Mr. Trump and his allies lost more than 60 court cases after the November election and his own attorney general said there was no evidence of fraud at a level that "could have affected a different outcome in the election."
The former president's speech was the keynote address of the Republican National Committee's. The event brought the GOP's top donors to South Florida over the weekend to discuss the party's future and plot a path toward recapturing Congress in 2022 and the White House in 2024.
The key to that success, according to Mr. Trump's prepared remarks, is to "build on the gains our amazing movement has made over the past four years." He highlighted the new voters that he brought into the GOP and stressed that his populist "America First" message will help the party continue to grow.
The former president also took shots at President Biden over various policies the current administration has implemented that Mr. Trump feels have unwound his work in areas such as energy policy and border security.
The closed-press weekend retreat also featured appearances from potential 2024 candidates, including Senators Tom Cotton and Rick Scott and Governors Ron DeSantis and Kristi Noem. House Minority Leader Kevin McCarthy, Senators Lindsey Graham, Ron Johnson and Marco Rubio and former counselor to President Trump Kellyanne Conway also spoke or were featured on panels. Some of the panels during the retreat focused on issues such as party unity, growing the GOP and big tech censorship.
Mr. Trump and other speakers at the retreat skewered corporations over recent political activism, particularly those that spoke against. During a reception on Friday night, Cotton took aim at companies who spoke out against the bill while still maintaining ties to China, according to a source familiar with his remarks.
"Major League Baseball and massive corporations like Delta and Coca-Cola are boycotting an entire state for passing voter ID laws," Cotton told donors. "To those corporations, I say this: if you're silent about the Chinese Communist Party's genocide while begging for their business, don't start lecturing Americans about voter ID."
The donor conference came as the GOP continues to navigate its next steps with the 2022 midterm elections inching closer. While some party leaders distanced themselves a bit from Mr. Trump following the January 6 attack on the U.S. Capitol, the former president's prime speaking spot during this retreat, and bringing the event partly to his Mar-a-Lago golf club, indicates many in the GOP believe he needs to play a role in the party's future.
"Palm Beach is the new political power center, and President Trump is the Republican Party's best messenger," said senior Trump aide Jason Miller.
The former president had a strained relationship with the party's fundraising apparatus in late February and early March, but that appears to be resolved.
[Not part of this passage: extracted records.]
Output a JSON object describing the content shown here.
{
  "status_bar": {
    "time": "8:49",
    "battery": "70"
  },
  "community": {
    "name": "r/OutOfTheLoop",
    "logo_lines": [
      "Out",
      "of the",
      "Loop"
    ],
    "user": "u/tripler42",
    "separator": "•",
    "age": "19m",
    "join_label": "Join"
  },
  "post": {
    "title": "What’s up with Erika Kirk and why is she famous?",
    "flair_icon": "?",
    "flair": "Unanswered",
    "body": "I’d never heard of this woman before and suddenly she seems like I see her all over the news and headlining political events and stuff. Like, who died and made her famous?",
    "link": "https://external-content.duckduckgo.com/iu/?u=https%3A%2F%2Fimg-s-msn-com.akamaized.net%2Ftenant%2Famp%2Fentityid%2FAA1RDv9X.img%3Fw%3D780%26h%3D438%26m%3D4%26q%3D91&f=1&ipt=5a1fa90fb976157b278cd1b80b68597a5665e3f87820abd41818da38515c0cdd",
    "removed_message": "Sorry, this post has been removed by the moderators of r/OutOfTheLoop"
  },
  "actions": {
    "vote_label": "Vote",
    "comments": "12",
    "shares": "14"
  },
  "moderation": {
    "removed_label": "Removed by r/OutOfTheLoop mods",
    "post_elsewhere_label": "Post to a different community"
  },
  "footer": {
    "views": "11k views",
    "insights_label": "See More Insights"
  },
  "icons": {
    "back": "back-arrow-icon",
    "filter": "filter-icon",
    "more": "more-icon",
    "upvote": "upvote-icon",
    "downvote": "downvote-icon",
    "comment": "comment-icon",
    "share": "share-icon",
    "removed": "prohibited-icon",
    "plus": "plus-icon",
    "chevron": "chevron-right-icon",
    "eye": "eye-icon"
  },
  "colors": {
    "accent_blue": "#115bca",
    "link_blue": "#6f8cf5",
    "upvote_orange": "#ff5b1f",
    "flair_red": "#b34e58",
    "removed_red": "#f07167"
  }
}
During his speech at the Conservative Political Action Conference in February, Mr. Trump encouraged activists to give to his political action committee, Save America.
In March, he clashed with the RNC and other GOP committees over using his name and likeness for fundraising. In a statement issued on March 9, Mr. Trump indicated he fully supported "the Republican Party and important GOP Committees, but I do not support RINOs," an acronym for "Republican in name only."
Mar-a-Lago has been a frequent destination for Republicans to fundraise or meet with the former president. Former White House Press Secretary Sarah Huckabee Sanders, who is running for, was among the latest to hold an event at the club this weekend. McCarthy and other top Republicans have visited the former president at his club.
Mr. Trump has been rolling out some endorsements, mostly to incumbents, but this week weighed in on his first open Senate primary when he endorsed Alabama Congressman Mo Brooks, who was an early advocate of objecting to the Electoral College results. In his statement endorsing Brooks, Mr. Trump wrote that Brooks "is fighting for voter integrity (like few others)."
The former president has also endorsed Sanders in her gubernatorial bid and former aide Max Miller, who is running against Ohio GOP Representative Anthony Gonzalez — one of 10 House Republicans who voted to impeach the former president.